All because his buddies liked me? And he didn’t know how to deal?
I shift on the mattress, ready to make him own up to his shit.
But he beats me to it.
“I’m sorry, Jojo. It was immature and stupid. I’m sorry for how I treated you, and for the part I played in forcing you to move in here. I know an apology isn’t enough, but I’ll do whatever I can to make it up to you now.”
Shit on a crumbly cracker.Of course it’d be the grumpiest among them to also be the most emotionally intelligent.
I could push back. I could punish him for all the ways he hurt me over the last several weeks.
But in truth, I’d be hurting myself just as deeply.
Because right now? In this bed, wrapped up in his arms?
I feel really, really good.
And I don’t want to let this feeling go.
“Okay,” I whisper, nodding and craning my neck so I can look him in the eye.
“Okay?” he confirms, deep brown eyes meeting mine in a smoldering assessment.
Tipping my chin up, I give him a small smile. “Yes. Okay. I forgive you.”
His fingers catch under my chin, and he dips his head until his lips brush mine. He doesn’t kiss me, but he comes close. Sliding his hand around to the back of my head, he searches my face.
“Don’t forgive me yet, Mama. I’m going to fucking earn it. You deserve to be fought for, not fought over. You deserve to be vindicated—which is exactly what I’m gonna do. The motherfucking South Chapel Sharks need to know what happens when they try to take what’s ours.”
“Ours?” I ask, hypnotized by his closeness, his presence, the intensity of his gaze.
“Ours. We were a mess without you, Jojo. When I saw how the boys all responded, saw how they need you… I couldn’t keep denying that I need you, too.”
His admission steals my breath and makes my stomach dip. Is this what swooning feels like? A ridiculously delighted hum escapes me before I can stop it, and I blush when I notice the hint of a smirk on Kendrick’s lips.
A small voice in the back of my mind whispers that I’m not worthy. That this is all too good to be true. But I tell that bitch to hush and revel in the feeling of being wanted.

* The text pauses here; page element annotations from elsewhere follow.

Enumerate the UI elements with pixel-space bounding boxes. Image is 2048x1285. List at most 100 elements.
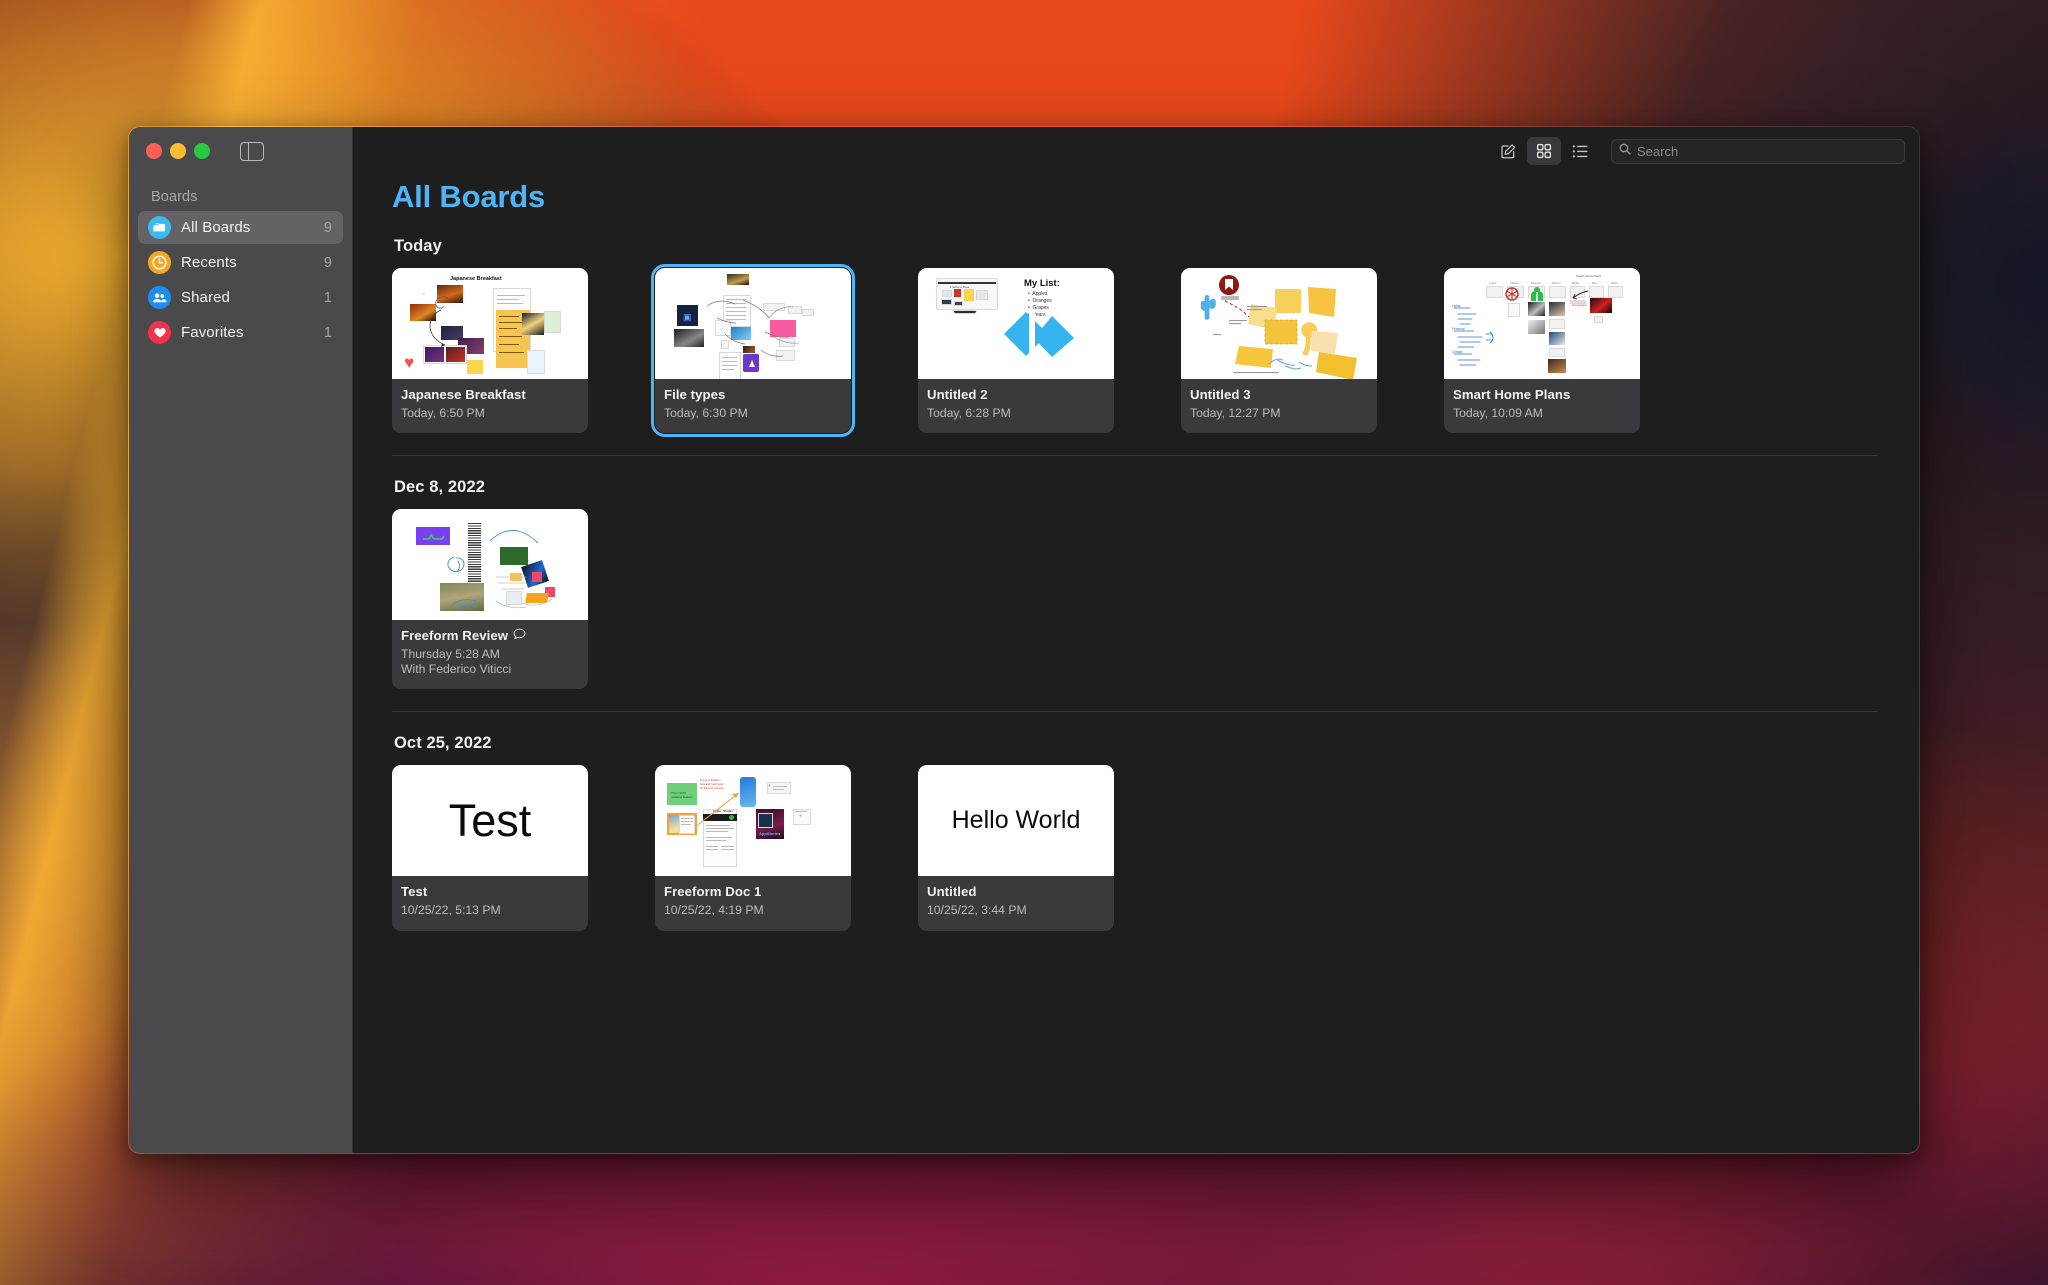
board-title: Test <box>401 884 428 900</box>
sidebar-item-label: All Boards <box>181 219 251 236</box>
desktop: Boards All Boards 9 Recents 9 Shared 1 F… <box>0 0 2048 1285</box>
sidebar-item-count: 9 <box>323 254 332 271</box>
board-grid: Japanese Breakfast ↗ ♥ Japanese Breakfas… <box>392 263 1877 438</box>
thumb-list-item: • Oranges <box>1028 298 1052 304</box>
section-heading: Dec 8, 2022 <box>394 478 486 497</box>
board-thumbnail <box>1181 268 1377 379</box>
board-card-meta: Untitled 2 Today, 6:28 PM <box>918 379 1114 433</box>
sidebar-item-shared[interactable]: Shared 1 <box>138 281 343 314</box>
board-card-meta: Test 10/25/22, 5:13 PM <box>392 876 588 930</box>
board-thumbnail: ▣ ♟ <box>655 268 851 379</box>
people-icon <box>148 286 171 309</box>
board-card-meta: Japanese Breakfast Today, 6:50 PM <box>392 379 588 433</box>
thumb-caption: Japanese Breakfast <box>450 276 502 282</box>
sidebar-item-label: Recents <box>181 254 237 271</box>
board-card-meta: Untitled 10/25/22, 3:44 PM <box>918 876 1114 930</box>
board-card-meta: Smart Home Plans Today, 10:09 AM <box>1444 379 1640 433</box>
board-title: Freeform Review <box>401 628 579 644</box>
sidebar-list: All Boards 9 Recents 9 Shared 1 Favorite… <box>129 211 352 349</box>
svg-text:Climate: Climate <box>1452 350 1463 354</box>
close-button[interactable] <box>146 143 162 159</box>
board-title: File types <box>664 387 726 402</box>
toolbar <box>353 127 1919 175</box>
thumb-word: Hello World <box>951 806 1081 835</box>
board-subtitle: Today, 6:28 PM <box>927 405 1011 420</box>
sidebar: Boards All Boards 9 Recents 9 Shared 1 F… <box>129 127 353 1153</box>
section-divider <box>392 711 1877 713</box>
section-heading: Oct 25, 2022 <box>394 734 492 753</box>
board-thumbnail: Test <box>392 765 588 877</box>
sidebar-item-label: Shared <box>181 289 230 306</box>
search-icon <box>1619 142 1631 160</box>
board-subtitle: Today, 12:27 PM <box>1190 405 1281 420</box>
thumb-word: Test <box>448 794 532 846</box>
sidebar-item-count: 1 <box>323 289 332 306</box>
board-card[interactable]: Hello World Untitled 10/25/22, 3:44 PM <box>918 765 1114 931</box>
window-titlebar-controls <box>129 127 352 175</box>
board-thumbnail: Japanese Breakfast ↗ ♥ <box>392 268 588 379</box>
sidebar-item-count: 9 <box>323 219 332 236</box>
board-card-meta: Freeform Review Thursday 5:28 AM With Fe… <box>392 620 588 689</box>
section-dec-8-2022: Dec 8, 2022 Freeform Review Thursday 5:2… <box>392 478 1877 690</box>
board-thumbnail: Freeform Beta My List: • Apples • Orange… <box>918 268 1114 379</box>
thumb-list-item: • Apples <box>1028 291 1048 297</box>
sidebar-toggle-icon[interactable] <box>240 141 264 161</box>
section-divider <box>392 455 1877 457</box>
svg-text:Personal: Personal <box>1452 327 1465 331</box>
list-view-button[interactable] <box>1563 137 1597 165</box>
all-boards-icon <box>148 216 171 239</box>
board-thumbnail: Smart Home Plans Lights Climate Security… <box>1444 268 1640 379</box>
sidebar-item-favorites[interactable]: Favorites 1 <box>138 316 343 349</box>
thumb-list-title: My List: <box>1024 278 1060 289</box>
page-title: All Boards <box>392 179 546 214</box>
new-board-button[interactable] <box>1491 137 1525 165</box>
section-oct-25-2022: Oct 25, 2022 Test Test 10/25/22, 5:13 PM… <box>392 734 1877 931</box>
sidebar-item-label: Favorites <box>181 324 244 341</box>
grid-view-button[interactable] <box>1527 137 1561 165</box>
board-card[interactable]: This is 100% awesome freeform Trying to f… <box>655 765 851 931</box>
clock-icon <box>148 251 171 274</box>
board-card[interactable]: Untitled 3 Today, 12:27 PM <box>1181 268 1377 434</box>
sidebar-item-all-boards[interactable]: All Boards 9 <box>138 211 343 244</box>
main-area: All Boards Today Japanese Breakfast <box>353 127 1919 1153</box>
board-grid: Freeform Review Thursday 5:28 AM With Fe… <box>392 509 1877 690</box>
minimize-button[interactable] <box>170 143 186 159</box>
board-title: Smart Home Plans <box>1453 387 1571 402</box>
board-card-meta: File types Today, 6:30 PM <box>655 379 851 433</box>
sidebar-header-label: Boards <box>151 189 198 205</box>
board-title: Untitled <box>927 884 977 900</box>
thumb-list-item: • Grapes <box>1028 305 1049 311</box>
board-subtitle: Today, 6:30 PM <box>664 405 748 420</box>
section-heading: Today <box>394 237 442 255</box>
board-card[interactable]: ▣ ♟ File types Today, 6:30 PM <box>651 263 855 438</box>
board-card[interactable]: Japanese Breakfast ↗ ♥ Japanese Breakfas… <box>392 268 588 434</box>
board-card-meta: Freeform Doc 1 10/25/22, 4:19 PM <box>655 876 851 930</box>
search-input[interactable] <box>1637 143 1897 159</box>
zoom-button[interactable] <box>194 143 210 159</box>
board-thumbnail: This is 100% awesome freeform Trying to f… <box>655 765 851 877</box>
board-subtitle: Today, 10:09 AM <box>1453 405 1543 420</box>
board-subtitle: 10/25/22, 4:19 PM <box>664 903 764 918</box>
board-card-meta: Untitled 3 Today, 12:27 PM <box>1181 379 1377 433</box>
board-card[interactable]: Freeform Review Thursday 5:28 AM With Fe… <box>392 509 588 690</box>
board-thumbnail <box>392 509 588 621</box>
board-grid: Test Test 10/25/22, 5:13 PM This is 100%… <box>392 765 1877 931</box>
sidebar-item-recents[interactable]: Recents 9 <box>138 246 343 279</box>
board-subtitle: Thursday 5:28 AM <box>401 646 500 661</box>
shared-comment-icon <box>513 628 526 644</box>
board-subtitle: Today, 6:50 PM <box>401 405 485 420</box>
board-subtitle: 10/25/22, 3:44 PM <box>927 903 1027 918</box>
board-shared-with: With Federico Viticci <box>401 662 512 677</box>
search-field[interactable] <box>1611 138 1905 164</box>
section-today: Today Japanese Breakfast ↗ ♥ Japanese Br… <box>392 237 1877 438</box>
freeform-window: Boards All Boards 9 Recents 9 Shared 1 F… <box>128 126 1920 1154</box>
board-title: Japanese Breakfast <box>401 387 526 402</box>
board-card[interactable]: Test Test 10/25/22, 5:13 PM <box>392 765 588 931</box>
board-title: Untitled 2 <box>927 387 988 402</box>
heart-icon <box>148 321 171 344</box>
board-title: Freeform Doc 1 <box>664 884 762 900</box>
board-card[interactable]: Smart Home Plans Lights Climate Security… <box>1444 268 1640 434</box>
board-card[interactable]: Freeform Beta My List: • Apples • Orange… <box>918 268 1114 434</box>
svg-text:Lights: Lights <box>1452 304 1461 308</box>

Being chosen. Being claimed.
Desperate to hide my grin, I shift again so I’m facing away from him, then sink back into his hold, savoring the warmth and adoration radiating off him.
Kendrick wasn’t supposed to be part of the equation. Yet he’s a perfect fit—a belt buckle finding its usual notch, or a perfectly worn-in pair of sneakers laced up just right.
“Be good to us. Don’t make us compete.”
“Never,” I whisper, my heart aching at just the thought. “I would never do that to any of you.”
He kisses the back of my neck once more, then goes still behind me. After a long moment, when I’m almost positive he’s drifted off again, he speaks. “I believe that now. I didn’t at first. But I was wrong. I believe you, Jojo.”